Like so many others, they carried the invisible scars of war, but also hope and optimism, and a love of wide-open spaces. They travelled by train to the industrial landscape of Hamilton, Ontario, where Mary found work as domestic help, learning English from radio and Reader’s Digest.

She quickly discovered that while DP was a label worthy of pride in post-war Europe, it invited scorn and insults in immigrant-weary Canada. “You had to be strong not to get discouraged,” she said. “But in a way, that produced a great resolve to show that I was as good, if not better. Perhaps this is what drove me…I had been shunned and treated as a second-class citizen, but I determined I would not feel like one.”

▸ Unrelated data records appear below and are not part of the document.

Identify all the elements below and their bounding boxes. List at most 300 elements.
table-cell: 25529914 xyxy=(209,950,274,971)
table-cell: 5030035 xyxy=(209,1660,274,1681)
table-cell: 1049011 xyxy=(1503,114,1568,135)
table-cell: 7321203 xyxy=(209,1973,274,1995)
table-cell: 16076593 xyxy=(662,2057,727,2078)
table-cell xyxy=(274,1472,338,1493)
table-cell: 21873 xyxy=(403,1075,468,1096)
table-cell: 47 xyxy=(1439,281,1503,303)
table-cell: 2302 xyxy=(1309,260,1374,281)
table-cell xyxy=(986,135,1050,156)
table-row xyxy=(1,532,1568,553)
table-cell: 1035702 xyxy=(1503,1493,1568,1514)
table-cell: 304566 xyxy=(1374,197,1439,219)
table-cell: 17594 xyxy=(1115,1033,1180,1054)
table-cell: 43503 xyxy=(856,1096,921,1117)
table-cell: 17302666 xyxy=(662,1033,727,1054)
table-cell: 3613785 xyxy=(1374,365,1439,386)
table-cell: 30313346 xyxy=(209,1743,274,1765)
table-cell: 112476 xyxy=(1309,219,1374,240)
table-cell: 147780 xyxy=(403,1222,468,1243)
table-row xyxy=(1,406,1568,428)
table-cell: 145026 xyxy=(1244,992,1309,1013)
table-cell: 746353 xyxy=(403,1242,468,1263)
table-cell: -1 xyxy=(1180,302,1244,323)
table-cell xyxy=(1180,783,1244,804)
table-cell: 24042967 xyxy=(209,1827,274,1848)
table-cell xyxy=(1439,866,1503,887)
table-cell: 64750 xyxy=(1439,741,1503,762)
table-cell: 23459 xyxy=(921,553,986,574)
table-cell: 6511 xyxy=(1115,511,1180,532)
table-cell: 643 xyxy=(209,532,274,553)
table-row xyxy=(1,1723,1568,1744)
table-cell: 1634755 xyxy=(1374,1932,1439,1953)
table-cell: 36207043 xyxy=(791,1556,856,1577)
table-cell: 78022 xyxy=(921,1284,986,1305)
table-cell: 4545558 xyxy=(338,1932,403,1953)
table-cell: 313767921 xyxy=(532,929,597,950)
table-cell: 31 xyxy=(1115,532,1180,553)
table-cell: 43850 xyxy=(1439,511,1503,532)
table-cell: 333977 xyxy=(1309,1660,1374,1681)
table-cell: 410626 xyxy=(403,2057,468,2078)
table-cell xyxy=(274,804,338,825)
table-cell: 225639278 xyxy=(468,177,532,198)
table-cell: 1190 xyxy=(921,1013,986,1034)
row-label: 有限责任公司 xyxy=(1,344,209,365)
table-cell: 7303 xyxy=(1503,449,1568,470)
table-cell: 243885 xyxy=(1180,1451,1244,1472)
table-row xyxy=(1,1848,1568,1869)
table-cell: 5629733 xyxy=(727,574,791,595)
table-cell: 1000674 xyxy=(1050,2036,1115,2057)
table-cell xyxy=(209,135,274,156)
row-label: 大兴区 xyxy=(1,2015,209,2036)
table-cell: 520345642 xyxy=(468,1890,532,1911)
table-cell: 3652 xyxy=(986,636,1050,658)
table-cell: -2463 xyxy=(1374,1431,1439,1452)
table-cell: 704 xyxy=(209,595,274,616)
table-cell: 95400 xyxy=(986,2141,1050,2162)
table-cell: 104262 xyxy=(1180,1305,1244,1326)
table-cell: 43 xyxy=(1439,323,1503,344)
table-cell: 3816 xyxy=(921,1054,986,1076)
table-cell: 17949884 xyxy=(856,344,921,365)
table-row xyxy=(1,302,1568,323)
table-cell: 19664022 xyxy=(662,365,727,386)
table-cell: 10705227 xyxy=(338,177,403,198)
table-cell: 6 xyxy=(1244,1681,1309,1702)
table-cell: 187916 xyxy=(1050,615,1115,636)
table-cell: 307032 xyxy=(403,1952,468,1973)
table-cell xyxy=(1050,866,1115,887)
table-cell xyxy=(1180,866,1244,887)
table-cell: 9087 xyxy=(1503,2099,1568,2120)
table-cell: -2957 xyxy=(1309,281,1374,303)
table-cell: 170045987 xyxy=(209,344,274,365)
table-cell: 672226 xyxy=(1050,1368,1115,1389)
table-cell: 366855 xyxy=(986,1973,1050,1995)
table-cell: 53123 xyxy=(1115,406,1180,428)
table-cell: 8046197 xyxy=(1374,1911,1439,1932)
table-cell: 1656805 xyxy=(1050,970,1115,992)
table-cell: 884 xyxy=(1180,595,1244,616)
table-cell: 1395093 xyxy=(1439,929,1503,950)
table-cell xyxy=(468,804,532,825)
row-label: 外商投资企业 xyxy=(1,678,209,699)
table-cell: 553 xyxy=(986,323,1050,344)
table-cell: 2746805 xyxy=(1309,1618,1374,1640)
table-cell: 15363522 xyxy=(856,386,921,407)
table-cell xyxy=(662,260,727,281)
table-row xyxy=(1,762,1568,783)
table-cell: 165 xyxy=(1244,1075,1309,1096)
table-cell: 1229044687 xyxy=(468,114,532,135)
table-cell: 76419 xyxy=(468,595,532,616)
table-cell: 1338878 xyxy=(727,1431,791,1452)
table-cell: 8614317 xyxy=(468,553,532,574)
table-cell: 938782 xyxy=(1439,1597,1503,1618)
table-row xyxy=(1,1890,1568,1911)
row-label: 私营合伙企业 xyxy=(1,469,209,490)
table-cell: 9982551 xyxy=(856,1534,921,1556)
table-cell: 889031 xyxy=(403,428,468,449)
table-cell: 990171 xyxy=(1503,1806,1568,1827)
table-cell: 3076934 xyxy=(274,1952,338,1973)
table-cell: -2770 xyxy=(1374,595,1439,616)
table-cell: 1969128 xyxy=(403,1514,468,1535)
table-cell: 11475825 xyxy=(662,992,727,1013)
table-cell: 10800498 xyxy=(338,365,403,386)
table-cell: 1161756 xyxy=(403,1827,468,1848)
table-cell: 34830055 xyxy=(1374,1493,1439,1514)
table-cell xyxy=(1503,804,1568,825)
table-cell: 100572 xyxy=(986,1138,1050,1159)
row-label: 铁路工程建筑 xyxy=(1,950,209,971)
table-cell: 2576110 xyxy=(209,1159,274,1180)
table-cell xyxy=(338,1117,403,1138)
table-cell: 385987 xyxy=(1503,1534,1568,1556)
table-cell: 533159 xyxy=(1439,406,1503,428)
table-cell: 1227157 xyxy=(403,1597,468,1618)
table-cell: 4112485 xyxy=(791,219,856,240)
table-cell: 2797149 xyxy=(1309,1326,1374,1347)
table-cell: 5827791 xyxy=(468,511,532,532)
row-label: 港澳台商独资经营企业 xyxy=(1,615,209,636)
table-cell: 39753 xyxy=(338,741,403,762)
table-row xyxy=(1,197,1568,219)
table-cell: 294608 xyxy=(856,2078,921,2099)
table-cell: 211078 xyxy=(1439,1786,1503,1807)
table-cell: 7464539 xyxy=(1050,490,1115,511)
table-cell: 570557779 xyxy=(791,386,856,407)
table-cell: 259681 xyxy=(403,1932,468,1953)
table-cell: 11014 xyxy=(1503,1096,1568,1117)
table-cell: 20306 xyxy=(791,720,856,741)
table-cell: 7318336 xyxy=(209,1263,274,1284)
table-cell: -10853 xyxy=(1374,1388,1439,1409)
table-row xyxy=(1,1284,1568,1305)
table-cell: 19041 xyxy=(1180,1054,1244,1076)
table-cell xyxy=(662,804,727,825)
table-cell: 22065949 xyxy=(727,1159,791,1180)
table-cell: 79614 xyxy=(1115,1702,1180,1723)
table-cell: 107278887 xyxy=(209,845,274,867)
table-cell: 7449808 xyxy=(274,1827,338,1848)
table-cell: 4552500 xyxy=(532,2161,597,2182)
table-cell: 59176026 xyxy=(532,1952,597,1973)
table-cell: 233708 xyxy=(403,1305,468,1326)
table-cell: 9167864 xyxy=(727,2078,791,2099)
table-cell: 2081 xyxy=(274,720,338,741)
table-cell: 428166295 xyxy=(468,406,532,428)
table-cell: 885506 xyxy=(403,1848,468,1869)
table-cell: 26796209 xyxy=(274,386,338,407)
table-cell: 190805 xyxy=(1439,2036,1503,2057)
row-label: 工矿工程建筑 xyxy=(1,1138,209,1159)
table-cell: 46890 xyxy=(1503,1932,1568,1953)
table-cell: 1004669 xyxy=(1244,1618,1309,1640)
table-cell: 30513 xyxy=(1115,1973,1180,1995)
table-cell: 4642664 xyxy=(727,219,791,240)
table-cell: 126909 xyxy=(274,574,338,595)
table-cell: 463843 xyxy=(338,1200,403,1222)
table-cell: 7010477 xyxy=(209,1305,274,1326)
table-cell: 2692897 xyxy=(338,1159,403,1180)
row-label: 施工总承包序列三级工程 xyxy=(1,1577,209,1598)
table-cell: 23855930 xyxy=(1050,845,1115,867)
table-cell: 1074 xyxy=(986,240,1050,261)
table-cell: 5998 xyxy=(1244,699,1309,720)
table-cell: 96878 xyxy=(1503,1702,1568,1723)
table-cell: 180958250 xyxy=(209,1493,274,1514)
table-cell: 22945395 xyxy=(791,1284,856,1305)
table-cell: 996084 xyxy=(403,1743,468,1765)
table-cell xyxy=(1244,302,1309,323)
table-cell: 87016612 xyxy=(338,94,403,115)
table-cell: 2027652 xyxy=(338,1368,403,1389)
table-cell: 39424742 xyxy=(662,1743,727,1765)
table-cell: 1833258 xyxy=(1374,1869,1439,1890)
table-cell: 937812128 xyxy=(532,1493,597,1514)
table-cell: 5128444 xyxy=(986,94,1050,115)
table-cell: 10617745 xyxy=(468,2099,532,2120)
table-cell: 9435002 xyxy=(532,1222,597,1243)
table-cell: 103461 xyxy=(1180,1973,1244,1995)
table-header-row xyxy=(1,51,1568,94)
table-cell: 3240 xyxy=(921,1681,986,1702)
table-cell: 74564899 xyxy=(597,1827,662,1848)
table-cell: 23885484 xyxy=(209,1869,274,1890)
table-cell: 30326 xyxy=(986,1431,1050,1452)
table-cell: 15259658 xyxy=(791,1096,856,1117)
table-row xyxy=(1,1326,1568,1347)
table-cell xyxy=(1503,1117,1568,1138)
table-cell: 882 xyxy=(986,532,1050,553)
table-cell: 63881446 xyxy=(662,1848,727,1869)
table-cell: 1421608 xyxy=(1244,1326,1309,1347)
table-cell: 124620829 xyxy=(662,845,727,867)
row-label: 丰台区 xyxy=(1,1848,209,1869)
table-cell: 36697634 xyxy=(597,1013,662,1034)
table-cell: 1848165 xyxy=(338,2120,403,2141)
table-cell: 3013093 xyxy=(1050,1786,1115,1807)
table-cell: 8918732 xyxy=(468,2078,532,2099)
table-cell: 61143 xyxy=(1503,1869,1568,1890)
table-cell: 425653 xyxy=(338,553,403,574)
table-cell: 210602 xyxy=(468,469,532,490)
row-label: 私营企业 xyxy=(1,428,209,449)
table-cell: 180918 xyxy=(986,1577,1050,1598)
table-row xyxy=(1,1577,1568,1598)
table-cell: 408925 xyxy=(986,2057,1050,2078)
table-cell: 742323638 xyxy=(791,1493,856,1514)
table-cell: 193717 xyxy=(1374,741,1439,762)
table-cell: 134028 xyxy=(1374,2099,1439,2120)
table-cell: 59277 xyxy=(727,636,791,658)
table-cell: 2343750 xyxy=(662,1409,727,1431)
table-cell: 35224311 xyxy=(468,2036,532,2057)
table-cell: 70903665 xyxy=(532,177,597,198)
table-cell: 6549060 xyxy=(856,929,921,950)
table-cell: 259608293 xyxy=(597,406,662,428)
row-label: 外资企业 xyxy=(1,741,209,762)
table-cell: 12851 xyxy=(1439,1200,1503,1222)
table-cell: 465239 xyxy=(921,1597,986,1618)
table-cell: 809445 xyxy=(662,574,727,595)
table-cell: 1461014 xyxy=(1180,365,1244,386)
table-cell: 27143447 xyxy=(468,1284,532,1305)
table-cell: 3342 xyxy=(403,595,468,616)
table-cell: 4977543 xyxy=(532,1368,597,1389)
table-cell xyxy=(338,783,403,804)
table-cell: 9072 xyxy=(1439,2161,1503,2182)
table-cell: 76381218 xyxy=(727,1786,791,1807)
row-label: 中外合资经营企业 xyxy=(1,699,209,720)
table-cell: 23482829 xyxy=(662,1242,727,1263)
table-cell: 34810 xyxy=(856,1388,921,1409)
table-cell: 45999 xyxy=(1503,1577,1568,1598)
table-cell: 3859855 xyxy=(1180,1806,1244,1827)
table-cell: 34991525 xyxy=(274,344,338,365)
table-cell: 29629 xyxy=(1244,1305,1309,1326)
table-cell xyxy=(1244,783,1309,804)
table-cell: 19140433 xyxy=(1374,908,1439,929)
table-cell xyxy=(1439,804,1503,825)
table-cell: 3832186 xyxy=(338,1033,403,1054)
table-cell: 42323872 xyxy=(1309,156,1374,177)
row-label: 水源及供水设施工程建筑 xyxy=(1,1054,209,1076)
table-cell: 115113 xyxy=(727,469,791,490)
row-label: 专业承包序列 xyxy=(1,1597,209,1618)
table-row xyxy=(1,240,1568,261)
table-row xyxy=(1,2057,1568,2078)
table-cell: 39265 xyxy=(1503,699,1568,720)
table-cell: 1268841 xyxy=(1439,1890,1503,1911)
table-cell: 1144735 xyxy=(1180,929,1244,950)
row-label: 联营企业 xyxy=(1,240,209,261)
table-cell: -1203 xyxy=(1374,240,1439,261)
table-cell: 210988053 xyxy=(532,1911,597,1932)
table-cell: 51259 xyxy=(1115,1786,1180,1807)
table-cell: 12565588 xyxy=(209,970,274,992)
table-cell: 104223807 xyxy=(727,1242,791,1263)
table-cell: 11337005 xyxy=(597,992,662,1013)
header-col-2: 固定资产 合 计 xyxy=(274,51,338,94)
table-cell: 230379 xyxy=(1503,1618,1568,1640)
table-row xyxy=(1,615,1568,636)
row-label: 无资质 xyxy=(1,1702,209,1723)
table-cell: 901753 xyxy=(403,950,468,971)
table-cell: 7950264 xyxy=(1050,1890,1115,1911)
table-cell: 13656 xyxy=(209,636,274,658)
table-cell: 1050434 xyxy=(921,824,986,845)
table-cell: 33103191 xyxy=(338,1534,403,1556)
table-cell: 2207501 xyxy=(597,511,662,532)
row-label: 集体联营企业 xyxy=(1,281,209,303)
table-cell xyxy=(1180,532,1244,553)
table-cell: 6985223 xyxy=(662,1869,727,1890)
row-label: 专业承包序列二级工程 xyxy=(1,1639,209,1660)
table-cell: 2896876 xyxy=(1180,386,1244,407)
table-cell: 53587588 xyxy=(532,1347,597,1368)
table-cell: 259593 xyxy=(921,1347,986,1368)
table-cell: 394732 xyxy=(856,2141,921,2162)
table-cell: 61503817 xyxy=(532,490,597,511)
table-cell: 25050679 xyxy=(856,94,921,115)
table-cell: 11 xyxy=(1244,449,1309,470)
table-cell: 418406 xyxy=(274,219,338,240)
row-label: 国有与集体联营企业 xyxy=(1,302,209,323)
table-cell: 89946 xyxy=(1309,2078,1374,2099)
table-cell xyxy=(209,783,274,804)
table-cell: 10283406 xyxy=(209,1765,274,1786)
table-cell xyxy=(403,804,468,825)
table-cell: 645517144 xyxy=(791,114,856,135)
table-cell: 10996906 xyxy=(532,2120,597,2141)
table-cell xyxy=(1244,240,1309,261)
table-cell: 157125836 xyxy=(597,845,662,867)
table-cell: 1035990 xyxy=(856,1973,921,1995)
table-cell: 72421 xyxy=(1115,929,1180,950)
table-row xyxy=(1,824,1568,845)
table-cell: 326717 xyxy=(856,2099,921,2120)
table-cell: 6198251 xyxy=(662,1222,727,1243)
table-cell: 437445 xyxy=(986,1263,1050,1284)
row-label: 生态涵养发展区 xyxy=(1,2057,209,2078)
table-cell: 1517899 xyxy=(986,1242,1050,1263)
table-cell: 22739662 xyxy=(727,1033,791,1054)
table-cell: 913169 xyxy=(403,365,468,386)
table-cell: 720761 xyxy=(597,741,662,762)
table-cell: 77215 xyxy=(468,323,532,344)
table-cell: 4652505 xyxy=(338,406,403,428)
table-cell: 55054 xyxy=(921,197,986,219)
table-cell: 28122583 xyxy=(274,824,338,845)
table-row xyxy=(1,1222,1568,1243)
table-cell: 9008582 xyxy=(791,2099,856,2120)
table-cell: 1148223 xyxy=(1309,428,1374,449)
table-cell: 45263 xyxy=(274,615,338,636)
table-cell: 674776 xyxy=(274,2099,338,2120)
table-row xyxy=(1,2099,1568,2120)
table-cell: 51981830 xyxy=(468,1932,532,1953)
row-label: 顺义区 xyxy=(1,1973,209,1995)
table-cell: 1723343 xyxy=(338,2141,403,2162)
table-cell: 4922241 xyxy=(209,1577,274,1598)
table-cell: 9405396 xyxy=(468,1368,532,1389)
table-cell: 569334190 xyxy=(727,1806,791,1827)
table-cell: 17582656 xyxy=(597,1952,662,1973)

Inka Milewski’s parents had arrived the previous year as indentured labour. While Hania worked in a school for the deaf, Tadeusz found employment in an Ontario gold mine, then later in the uranium mines at Elliot Lake. Billed as the Uranium Capital of the World, Elliot Lake had 11 operating mines when the Milewski’s moved there.

Growing up, Inka also felt the sting of being an ‘Other’. She met the taunts of children who could not pronounce her name, or called her Dumb Polack, with defiance. “I thought of myself as the same as everyone else, so didn’t understand why they would call us names. I didn’t have the language to put to it, but I felt it unfair and unjust. I had a sense it was wrong.”

Her parents advised her to remain silent; to be invisible. “I didn’t like that kind of advice. If something was wrong, I would say so. It was in my nature to challenge authority and arbitrary decisions. And if I was pushed, I would push back.”